Monday, May 10, 2010

Eurozone buys some time

European finance ministers came out of their late-night, closed-door meeting Sunday with all guns blazing. The question is, how long will their ammunition last?

In essence, the European Central Bank will buy up the bad debt of Greece (which Moody’s said it is about to drop to junk status) and any other EU countries needing help and issue its own bonds to pay for them. In this way, the whole of the EU (along with help from the IMF) is stepping in to back up its floundering members, to the tune of nearly $1 trillion. That sounds impressive until you realize that Greece’s debt alone is over $400 billion. Greece is in the worst shape but it is also one of the smallest of the EU member economies. Throw in the rest of the PIIGS (or PIGIS as I recently saw it spelled)—Portugal, Ireland, Italy and Spain—and that trillion bucks disappears in a hurry. Oh, and then there’s Hungary, and Austria’s not looking so good, and ….

The stock markets loved it, of course, but that could change in a hurry. This mess has now cost German Chancellor Angela Merkel her majority in the Upper House and a legal challenge to the bailout in German courts is entirely possible. The UK is trying to form a new government which is almost certain to be weak and short-lived. French President Sarkozy may also soon be facing an opposition controlled National Assembly due to public anger over the bailout.

EU leaders are pedaling as fast as they can and this weekend’s plan is straining the union’s legal structure (much of it was enacted through “emergency” provisions). There is growing concern that this weekend was a dramatic push towards a United States of Europe and there is certainly no consensus for that.

Many commentators have described the EU plan as a TARP for Europe. Its goal is largely the same. TARP took bad bank and other corporate debt and put in on the Federal Reserve’s books. The EU is now taking bad sovereign debt and putting in on the books of the ECB. In short, debt is being paid with more debt but now with taxpayers' help. In both cases the hope is that over time somehow the mess will clear itself up. It is not at all clear that is the case and, even it were true, that the credit markets will give it that time. This is high stakes poker unlike anything we’ve ever seen.

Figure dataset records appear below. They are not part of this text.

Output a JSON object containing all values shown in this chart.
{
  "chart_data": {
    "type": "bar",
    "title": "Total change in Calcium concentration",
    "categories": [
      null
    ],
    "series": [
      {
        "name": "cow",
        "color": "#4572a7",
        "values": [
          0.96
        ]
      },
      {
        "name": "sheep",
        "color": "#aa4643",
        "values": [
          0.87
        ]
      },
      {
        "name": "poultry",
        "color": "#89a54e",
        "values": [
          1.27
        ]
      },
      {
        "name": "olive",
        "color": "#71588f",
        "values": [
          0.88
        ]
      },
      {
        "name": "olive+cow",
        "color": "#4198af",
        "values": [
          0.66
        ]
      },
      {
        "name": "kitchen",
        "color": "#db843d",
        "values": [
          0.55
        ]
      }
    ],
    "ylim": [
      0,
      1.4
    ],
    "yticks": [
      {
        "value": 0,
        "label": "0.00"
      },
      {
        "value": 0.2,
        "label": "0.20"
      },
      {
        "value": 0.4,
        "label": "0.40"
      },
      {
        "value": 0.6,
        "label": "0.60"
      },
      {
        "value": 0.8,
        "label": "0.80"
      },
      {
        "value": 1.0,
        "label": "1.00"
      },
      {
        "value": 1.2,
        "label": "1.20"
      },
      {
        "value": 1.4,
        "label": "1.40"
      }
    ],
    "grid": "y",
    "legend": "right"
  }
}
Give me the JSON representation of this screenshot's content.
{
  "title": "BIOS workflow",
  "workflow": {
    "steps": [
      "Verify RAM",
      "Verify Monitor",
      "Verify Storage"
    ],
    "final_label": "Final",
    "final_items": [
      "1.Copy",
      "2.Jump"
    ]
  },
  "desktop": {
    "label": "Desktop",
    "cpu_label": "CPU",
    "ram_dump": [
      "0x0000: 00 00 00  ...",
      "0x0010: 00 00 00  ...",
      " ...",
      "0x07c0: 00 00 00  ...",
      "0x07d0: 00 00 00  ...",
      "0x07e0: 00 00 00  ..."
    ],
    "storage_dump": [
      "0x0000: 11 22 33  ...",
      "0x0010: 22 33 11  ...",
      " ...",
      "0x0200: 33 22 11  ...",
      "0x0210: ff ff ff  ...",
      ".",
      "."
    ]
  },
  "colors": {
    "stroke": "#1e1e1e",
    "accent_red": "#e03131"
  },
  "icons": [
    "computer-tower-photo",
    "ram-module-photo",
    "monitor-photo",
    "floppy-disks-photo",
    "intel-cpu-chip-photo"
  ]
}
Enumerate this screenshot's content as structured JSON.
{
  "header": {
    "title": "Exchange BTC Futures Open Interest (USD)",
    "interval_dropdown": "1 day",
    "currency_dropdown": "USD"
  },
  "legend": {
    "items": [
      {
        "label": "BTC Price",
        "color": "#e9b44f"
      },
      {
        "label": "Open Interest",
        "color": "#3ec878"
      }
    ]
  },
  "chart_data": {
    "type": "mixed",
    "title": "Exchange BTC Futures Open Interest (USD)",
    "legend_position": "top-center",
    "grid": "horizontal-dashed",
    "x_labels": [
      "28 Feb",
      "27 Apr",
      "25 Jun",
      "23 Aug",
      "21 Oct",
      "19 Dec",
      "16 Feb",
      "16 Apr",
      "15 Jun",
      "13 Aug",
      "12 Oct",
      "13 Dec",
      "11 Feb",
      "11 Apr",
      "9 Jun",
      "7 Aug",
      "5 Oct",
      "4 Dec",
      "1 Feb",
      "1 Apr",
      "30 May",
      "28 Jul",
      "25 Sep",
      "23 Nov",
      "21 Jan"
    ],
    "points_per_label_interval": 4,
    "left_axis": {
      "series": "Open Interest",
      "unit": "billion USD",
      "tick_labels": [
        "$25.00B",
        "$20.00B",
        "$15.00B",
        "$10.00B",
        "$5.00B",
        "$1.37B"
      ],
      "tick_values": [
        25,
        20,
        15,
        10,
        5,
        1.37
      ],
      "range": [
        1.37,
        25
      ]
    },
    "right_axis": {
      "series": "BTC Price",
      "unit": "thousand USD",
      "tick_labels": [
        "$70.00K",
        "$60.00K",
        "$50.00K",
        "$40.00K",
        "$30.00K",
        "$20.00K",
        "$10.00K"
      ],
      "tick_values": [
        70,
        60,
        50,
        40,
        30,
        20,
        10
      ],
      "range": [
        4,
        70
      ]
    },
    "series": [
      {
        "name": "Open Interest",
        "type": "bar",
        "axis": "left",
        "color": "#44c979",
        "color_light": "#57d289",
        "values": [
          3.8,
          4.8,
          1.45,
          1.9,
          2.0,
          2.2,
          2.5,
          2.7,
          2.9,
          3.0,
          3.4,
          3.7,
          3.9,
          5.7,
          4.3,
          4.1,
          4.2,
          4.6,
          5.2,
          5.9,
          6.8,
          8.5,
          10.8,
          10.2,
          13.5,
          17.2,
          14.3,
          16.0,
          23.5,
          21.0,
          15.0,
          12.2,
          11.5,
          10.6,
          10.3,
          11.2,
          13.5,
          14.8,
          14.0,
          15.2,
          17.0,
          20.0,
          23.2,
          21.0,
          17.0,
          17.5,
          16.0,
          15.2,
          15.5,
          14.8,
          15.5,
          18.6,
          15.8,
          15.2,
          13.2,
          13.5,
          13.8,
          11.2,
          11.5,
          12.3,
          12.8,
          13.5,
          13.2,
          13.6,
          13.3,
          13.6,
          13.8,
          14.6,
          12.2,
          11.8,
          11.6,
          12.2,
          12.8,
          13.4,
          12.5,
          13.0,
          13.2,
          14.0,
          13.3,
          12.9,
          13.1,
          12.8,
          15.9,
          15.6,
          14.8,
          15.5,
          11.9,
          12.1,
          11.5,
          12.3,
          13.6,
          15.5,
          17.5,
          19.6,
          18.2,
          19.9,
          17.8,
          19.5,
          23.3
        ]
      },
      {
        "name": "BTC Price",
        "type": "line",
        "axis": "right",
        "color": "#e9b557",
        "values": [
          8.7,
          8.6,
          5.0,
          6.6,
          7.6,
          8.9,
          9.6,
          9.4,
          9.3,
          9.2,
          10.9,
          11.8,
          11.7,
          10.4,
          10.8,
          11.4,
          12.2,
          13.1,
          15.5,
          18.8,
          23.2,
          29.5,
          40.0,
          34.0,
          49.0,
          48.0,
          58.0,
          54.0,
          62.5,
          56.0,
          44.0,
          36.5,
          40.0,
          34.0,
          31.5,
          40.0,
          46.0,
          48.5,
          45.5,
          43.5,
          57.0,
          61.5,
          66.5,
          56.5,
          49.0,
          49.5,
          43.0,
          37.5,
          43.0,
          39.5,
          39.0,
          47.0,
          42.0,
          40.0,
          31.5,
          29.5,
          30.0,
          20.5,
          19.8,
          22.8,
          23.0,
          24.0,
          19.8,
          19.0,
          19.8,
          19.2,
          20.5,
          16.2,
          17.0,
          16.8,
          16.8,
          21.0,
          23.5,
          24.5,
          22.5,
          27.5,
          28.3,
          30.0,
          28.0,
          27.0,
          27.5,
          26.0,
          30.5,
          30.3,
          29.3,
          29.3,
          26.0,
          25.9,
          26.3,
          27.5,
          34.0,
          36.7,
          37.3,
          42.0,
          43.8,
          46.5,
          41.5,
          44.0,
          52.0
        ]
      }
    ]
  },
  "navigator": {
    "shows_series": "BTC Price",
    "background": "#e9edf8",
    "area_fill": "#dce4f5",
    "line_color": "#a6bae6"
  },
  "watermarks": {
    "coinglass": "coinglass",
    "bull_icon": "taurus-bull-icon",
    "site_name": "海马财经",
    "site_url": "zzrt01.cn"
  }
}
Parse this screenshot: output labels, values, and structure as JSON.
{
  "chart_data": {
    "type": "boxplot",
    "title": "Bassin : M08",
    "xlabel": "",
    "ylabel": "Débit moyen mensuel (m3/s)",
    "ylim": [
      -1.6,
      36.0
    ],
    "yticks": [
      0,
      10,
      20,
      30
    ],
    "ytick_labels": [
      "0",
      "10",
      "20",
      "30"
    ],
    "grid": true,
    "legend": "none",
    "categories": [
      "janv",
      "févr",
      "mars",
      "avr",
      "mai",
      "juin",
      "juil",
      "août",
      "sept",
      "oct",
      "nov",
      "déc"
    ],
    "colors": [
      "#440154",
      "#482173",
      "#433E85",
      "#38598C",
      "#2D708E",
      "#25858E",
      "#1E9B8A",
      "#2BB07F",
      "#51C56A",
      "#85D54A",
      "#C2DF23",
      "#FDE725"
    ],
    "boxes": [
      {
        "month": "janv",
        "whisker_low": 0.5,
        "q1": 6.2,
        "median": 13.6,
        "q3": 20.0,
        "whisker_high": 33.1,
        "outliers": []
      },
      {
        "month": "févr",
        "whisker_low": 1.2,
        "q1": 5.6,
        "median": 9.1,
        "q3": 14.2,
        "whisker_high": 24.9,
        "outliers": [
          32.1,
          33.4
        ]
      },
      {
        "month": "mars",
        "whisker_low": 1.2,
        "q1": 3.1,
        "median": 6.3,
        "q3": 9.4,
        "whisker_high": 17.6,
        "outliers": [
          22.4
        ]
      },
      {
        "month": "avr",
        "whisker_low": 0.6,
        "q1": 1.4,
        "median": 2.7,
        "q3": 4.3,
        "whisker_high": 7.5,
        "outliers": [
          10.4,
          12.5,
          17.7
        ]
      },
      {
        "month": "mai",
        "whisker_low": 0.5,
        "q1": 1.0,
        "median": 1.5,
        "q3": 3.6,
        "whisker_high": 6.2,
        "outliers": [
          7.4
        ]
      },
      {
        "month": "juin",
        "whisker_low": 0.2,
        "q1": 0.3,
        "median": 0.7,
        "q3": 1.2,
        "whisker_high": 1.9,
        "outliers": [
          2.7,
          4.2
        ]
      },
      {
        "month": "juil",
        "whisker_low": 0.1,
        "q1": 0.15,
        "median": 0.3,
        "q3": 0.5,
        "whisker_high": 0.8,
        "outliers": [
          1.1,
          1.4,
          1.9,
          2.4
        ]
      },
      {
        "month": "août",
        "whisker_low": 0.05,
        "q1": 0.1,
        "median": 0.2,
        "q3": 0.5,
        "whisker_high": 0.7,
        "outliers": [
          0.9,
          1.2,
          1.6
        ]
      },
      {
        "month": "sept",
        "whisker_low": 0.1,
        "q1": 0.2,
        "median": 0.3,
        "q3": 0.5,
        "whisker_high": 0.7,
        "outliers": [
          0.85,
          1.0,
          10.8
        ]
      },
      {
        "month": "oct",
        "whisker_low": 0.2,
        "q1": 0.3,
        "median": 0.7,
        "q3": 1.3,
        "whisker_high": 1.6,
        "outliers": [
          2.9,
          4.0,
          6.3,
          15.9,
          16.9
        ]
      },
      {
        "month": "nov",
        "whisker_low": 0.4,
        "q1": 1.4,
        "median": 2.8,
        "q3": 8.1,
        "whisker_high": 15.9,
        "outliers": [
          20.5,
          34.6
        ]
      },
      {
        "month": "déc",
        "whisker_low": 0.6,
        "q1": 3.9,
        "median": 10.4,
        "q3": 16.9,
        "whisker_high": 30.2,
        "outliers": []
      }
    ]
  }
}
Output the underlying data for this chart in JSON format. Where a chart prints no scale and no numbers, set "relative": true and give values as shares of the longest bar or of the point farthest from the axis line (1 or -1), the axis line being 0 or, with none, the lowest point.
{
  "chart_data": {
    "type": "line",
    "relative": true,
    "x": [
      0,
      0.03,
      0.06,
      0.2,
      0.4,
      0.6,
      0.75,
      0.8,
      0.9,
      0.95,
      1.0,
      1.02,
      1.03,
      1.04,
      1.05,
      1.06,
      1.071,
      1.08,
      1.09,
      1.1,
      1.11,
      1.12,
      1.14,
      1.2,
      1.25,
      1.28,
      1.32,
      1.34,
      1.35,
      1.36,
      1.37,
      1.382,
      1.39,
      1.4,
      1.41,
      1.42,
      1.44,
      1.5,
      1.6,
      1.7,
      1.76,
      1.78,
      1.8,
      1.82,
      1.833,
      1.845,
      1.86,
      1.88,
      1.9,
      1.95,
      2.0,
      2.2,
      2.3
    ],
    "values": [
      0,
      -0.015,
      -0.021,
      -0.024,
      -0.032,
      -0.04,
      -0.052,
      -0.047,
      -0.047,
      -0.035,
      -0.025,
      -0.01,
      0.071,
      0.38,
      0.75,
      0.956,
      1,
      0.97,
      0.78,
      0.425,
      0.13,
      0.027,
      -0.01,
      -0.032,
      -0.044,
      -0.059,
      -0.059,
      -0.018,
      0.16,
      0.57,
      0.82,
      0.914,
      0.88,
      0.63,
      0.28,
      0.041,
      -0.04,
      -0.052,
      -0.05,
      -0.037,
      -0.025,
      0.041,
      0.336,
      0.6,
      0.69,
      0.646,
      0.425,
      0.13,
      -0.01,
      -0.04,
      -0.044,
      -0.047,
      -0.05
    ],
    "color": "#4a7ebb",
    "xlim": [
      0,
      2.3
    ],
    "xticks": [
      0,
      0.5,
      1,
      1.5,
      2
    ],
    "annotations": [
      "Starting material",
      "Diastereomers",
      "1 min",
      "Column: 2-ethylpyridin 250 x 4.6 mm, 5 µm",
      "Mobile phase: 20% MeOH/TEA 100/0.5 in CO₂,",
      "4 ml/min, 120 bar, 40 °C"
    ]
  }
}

Note: Good analysis and discussion of the EU bailout can be found at many of the financial and economics blogs I have refered to in the past, including: Bill McBride's Calculated Risk (always my first stop), Paul Krugman's Conscience of a Liberal, Yves Smith's Naked Capitalism, and The Baseline Scenario of Simon Johnson and James Kwak.

Note 2: Here's a succinct evaluation of the bailout's problems from Bloomberg's Businessweek:

The leaders of the euro-area countries have thrown 750 billion euros ($963 billion) at shoring up confidence in the single currency. But it doesn’t matter how many zeros you put on the end of a bad idea. It’s still a bad idea.

In reality, you can’t stabilize a sinking ship.

The new stability package suffers from the same problem as all the other ones the European Union has come up with in the months since the Greek crisis started rattling the markets last year: It tries to fix the symptoms, not the causes.

Greece has exposed deep structural problems within the euro. There is no mechanism to stop governments breaking the rules. There is no popular support for massive fiscal transfers between countries. The rules for the euro area have turned out to be unreliable. And there is no way to start stimulating economic growth again in the heavily indebted nations.

Those are the hard questions. Even 750 billion euros won’t get close to answering any of them.